Pesatnya pembangunan fisik dan kawasan industri di wilayah perkotaan sering kali mengorbankan keberadaan area hijau yang sangat dibutuhkan oleh warga masyarakat. Menanggapi permasalahan lingkungan tersebut gagasan mengenai solusi ruang RTH disampaikan secara kritis melalui tulisan ilmiah yang disusun oleh para siswa Benteng di Tangerang. Mereka mengulas betapa pentingnya keberadaan taman kota dan hutan kota dalam menjaga keseimbangan ekosistem serta menurunkan tingkat suhu udara yang makin panas. Tulisan ini menghadirkan rekomendasi konkret bagi pemerintah daerah untuk memperluas dan mengoptimalkan pemanfaatan ruang terbuka hijau secara berkelanjutan.
Dalam pemaparannya siswa menjelaskan bahwa keterbatasan lahan di wilayah perkotaan padat dapat diatasi dengan menerapkan konsep taman atap dan taman vertikal publik. Penerapan solusi ruang RTH yang kreatif ini memungkinkan setiap bangunan pemerintah maupun swasta memiliki area hijau mandiri yang berfungsi menyerap emisi karbon secara efektif. Pelajar Benteng menegaskan bahwa keberadaan area hijau tidak hanya berdampak pada perbaikan kualitas udara semata melainkan juga menyediakan ruang interaksi sosial yang sehat bagi warga. Masyarakat perkotaan membutuhkan ruang terbuka hijau untuk berolahraga berinteraksi serta melepaskan stres dari rutinitas kerja harian.

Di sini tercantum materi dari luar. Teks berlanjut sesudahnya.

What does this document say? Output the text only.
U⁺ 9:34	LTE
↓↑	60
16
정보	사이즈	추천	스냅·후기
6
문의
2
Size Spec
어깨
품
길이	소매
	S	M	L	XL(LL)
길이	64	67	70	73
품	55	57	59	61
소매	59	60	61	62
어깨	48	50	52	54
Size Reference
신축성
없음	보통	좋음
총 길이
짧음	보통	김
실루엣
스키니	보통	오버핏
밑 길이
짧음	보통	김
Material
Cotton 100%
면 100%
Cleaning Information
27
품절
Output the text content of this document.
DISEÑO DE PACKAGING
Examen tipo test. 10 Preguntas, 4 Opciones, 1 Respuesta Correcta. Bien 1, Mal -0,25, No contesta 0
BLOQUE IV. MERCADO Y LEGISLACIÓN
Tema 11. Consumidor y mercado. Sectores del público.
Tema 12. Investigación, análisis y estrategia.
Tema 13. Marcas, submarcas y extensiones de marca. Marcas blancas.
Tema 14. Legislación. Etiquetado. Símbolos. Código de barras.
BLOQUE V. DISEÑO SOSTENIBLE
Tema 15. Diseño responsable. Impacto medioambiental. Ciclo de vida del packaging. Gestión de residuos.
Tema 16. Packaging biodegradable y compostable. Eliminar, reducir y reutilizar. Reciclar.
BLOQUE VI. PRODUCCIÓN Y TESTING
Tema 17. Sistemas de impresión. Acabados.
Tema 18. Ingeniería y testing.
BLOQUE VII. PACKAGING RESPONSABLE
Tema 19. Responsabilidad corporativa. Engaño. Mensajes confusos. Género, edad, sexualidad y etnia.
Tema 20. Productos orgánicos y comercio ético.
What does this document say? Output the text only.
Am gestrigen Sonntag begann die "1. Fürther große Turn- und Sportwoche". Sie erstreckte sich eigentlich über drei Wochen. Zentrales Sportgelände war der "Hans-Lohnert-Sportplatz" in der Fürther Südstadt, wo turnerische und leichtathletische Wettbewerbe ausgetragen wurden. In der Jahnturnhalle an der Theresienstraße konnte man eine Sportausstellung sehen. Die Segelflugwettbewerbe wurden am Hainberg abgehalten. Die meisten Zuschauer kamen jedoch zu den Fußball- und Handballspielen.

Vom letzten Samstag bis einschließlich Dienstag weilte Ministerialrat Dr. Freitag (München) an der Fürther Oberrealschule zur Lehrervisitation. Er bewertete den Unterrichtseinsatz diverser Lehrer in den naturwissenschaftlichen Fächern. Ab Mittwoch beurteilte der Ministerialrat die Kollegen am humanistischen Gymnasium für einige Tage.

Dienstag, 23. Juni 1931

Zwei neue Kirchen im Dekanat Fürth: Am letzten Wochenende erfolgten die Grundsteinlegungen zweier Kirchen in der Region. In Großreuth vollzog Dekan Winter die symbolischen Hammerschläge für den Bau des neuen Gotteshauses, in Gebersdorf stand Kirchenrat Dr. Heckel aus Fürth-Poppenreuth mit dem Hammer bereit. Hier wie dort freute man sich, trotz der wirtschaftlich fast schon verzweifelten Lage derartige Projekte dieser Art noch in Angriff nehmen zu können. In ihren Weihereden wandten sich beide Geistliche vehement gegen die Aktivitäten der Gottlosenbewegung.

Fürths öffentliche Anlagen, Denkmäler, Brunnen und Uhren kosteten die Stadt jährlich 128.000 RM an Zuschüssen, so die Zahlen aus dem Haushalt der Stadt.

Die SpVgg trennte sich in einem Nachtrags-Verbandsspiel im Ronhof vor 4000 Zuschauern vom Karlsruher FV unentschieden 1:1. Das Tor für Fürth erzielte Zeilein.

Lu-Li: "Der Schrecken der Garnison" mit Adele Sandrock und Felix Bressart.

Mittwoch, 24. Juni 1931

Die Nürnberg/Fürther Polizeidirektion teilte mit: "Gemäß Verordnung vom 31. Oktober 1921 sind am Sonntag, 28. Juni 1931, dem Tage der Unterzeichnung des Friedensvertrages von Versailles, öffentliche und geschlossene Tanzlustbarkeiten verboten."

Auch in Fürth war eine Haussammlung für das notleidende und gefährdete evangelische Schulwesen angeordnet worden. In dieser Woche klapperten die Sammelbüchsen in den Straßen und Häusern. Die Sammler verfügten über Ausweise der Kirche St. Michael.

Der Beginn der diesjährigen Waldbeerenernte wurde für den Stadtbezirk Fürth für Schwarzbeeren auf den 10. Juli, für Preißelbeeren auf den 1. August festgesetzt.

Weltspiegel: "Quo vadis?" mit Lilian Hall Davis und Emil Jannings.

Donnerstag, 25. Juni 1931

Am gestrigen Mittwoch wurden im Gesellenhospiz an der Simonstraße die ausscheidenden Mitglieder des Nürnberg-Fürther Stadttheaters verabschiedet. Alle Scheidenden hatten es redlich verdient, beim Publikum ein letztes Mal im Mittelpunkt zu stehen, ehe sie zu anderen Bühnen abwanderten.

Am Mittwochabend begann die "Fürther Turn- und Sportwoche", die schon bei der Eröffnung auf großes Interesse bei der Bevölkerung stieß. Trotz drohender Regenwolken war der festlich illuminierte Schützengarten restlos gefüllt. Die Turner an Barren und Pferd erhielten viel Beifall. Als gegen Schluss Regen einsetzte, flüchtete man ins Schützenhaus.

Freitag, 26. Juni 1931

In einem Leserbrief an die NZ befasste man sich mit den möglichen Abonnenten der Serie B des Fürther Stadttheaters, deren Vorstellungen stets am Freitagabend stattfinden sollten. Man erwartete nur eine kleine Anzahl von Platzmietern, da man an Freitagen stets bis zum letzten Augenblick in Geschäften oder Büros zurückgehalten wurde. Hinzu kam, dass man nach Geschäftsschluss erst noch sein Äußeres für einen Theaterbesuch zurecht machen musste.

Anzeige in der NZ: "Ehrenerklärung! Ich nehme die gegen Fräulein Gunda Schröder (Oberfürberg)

Selain pembangunan fisik baru siswa juga menekankan pentingnya perawatan secara berkala terhadap fasilitas taman-taman kota yang sudah ada saat ini agar tidak terbengkalai. Gagasan solusi ruang RTH ini mengajak partisipasi aktif dari komunitas pemuda dan warga sekitar untuk bersama-sama menjaga kebersihan serta kelestarian tanaman di taman kota. Pelajar Benteng mengusulkan program taman asuh sekolah di mana setiap sekolah bertanggung jawab merawat satu area taman publik terdekat dari lingkungan sekolah mereka. Langkah kolaboratif ini akan menumbuhkan rasa memiliki yang kuat di dalam diri warga terhadap fasilitas umum kota.
Edukasi mengenai pentingnya menjaga kelestarian alam kota terus ditingkatkan melalui berbagai kegiatan penanaman pohon bersama dan seminar lingkungan hidup di sekolah. Siswa diajak untuk memahami bahwa keberadaan area hijau adalah investasi jangka panjang yang sangat berharga demi kesehatan dan keselamatan generasi masa depan. Lingkungan sekolah yang asri dan hijau melatih murid untuk memiliki kepekaan ekologis yang tinggi sejak usia dini. Generasi muda yang peduli lingkungan akan tumbuh menjadi pemimpin masa depan yang selalu memperhitungkan dampak ekologis dalam setiap kebijakan pembangunan.
Secara keseluruhan pemikiran kritis dan solusi aplikatif yang ditawarkan oleh siswa Benteng ini memberikan kontribusi yang sangat berharga bagi penataan Kota Tangerang. Kedalaman analisis mereka menunjukkan betapa besarnya kepedulian anak muda terhadap kualitas lingkungan hidup di kota tempat tinggal mereka sendiri. Diharapkan rekomendasi dalam tulisan ini dapat dipertimbangkan oleh pembuat kebijakan dalam menyusun rencana tata ruang kota yang lebih hijau dan humanis. Mari kita bersama-sama mewujudkan kota yang bersih asri sehat dan nyaman bagi seluruh lapisan masyarakat Indonesia.